The cleanroom is, by definition, an isolated, highly secured area that is separate from the rest of the network. The underlying infrastructure should consist of immutable storage and follow zero trust principles. All data should be encrypted, both in transit and in storage. A data security and management platform delivers all of this and, thanks to its backup and disaster recovery services, constantly generates snapshots of all production data allowing forensics that can time travel across the entire incident timeline.

If a cyber incident causes initial damage in an emergency, the security teams in the cleanroom can work on several copies of the snapshots of affected systems in parallel and specifically search for weaknesses and traces of attack. It is helpful to be able to access external threat intelligence data for these analyses. Cyber Threat Intelligence companies such as Qualys, continually analyze the tools, techniques and procedures that adversaries are using in the attack stages all the way up to the theft, encryption or destruction of data. 

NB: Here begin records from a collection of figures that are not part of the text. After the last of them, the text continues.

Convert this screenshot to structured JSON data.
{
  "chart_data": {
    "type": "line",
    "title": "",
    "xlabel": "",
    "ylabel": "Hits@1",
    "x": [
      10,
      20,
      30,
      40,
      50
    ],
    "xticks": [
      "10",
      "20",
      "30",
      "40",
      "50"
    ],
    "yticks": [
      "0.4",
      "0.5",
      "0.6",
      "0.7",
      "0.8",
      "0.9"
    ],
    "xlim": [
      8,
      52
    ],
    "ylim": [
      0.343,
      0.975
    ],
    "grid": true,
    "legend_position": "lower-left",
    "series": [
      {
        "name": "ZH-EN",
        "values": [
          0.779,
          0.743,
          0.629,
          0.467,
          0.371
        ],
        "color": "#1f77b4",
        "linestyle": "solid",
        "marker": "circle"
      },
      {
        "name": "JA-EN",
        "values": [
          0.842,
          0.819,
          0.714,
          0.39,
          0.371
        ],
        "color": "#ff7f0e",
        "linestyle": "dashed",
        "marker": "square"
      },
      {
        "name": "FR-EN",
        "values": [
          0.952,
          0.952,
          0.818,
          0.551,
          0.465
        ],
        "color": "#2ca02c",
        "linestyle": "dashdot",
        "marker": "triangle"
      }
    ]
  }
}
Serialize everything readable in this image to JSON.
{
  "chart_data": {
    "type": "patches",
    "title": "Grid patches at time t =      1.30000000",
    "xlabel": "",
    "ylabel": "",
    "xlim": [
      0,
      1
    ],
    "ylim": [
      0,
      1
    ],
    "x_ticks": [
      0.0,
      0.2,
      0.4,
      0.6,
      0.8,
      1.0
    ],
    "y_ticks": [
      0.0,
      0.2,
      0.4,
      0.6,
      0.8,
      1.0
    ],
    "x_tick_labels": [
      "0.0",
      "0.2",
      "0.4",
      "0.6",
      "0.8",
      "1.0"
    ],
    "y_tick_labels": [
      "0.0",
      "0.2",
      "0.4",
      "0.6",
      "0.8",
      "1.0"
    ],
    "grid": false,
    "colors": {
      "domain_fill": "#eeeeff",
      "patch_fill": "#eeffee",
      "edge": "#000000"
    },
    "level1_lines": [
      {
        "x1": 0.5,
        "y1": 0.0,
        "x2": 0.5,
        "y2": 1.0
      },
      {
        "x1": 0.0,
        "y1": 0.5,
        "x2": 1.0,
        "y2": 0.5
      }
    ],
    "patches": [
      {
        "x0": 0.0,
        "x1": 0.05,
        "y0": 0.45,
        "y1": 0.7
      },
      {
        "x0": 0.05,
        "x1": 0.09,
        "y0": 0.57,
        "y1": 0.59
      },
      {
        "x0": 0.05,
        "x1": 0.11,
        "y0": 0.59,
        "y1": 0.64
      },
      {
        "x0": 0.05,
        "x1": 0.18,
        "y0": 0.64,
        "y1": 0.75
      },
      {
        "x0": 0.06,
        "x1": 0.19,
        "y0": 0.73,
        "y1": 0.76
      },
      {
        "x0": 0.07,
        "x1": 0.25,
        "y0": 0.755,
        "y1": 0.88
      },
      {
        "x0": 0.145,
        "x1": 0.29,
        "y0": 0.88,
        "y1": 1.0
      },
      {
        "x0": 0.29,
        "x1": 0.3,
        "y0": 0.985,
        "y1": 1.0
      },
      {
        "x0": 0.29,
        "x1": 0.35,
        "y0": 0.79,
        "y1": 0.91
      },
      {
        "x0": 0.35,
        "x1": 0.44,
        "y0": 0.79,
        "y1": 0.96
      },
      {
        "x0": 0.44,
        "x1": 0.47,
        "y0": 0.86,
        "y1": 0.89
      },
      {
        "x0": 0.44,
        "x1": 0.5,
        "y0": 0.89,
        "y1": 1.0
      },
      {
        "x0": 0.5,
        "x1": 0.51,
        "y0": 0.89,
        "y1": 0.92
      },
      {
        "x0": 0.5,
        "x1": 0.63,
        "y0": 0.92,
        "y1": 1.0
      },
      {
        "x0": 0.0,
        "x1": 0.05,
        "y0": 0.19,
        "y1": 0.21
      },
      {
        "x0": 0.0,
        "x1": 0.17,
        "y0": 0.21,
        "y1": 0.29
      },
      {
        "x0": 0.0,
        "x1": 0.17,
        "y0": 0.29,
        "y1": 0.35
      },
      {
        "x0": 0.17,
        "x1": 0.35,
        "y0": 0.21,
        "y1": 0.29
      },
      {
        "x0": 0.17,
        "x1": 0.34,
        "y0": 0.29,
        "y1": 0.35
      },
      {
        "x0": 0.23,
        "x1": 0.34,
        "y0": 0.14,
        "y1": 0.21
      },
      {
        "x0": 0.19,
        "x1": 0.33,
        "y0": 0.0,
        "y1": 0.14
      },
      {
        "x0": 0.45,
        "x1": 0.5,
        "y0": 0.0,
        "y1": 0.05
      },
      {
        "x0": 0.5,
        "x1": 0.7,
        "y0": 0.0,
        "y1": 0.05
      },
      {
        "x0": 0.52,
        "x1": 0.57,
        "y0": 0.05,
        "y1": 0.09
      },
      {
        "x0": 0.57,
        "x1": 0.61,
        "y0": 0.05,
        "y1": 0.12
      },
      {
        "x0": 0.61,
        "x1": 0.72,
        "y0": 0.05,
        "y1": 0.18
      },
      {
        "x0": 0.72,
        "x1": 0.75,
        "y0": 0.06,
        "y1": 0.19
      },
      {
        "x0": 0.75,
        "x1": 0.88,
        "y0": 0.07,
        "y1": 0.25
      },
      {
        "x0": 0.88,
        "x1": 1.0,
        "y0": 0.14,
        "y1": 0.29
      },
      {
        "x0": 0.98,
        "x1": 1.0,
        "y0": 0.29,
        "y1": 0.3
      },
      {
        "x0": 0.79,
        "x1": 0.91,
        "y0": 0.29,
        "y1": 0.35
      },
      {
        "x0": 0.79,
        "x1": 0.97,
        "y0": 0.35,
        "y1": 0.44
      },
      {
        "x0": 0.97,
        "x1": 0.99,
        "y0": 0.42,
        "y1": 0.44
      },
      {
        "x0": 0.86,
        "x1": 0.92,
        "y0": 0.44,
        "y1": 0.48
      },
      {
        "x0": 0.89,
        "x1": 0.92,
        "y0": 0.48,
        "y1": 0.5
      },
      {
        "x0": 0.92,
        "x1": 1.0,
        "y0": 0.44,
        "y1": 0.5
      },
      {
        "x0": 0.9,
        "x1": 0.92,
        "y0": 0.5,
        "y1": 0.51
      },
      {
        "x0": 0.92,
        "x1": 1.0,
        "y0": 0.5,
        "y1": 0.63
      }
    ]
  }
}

At the end of this analysis you will understand how the attack happened, armed with this knowledge, IT and Security Operations teams can then patch systems, bolster the rules and close the intrusion path from future attack. At the same time, you can remove all attack artifacts from the snapshots of the affected production systems. A production system is essentially hardened before it is transferred to the production environment.

This means that the original goal of World Backup Day has now been achieved, even in this age of modern cyber threats. In fact, as you can see from the above, with destructive cyber attacks backup can actually empower the cybersecurity incident response and add more value beyond traditional backup and recovery.

James Blake is Global Head of Cyber Resiliency GTM Strategy at Cohesity.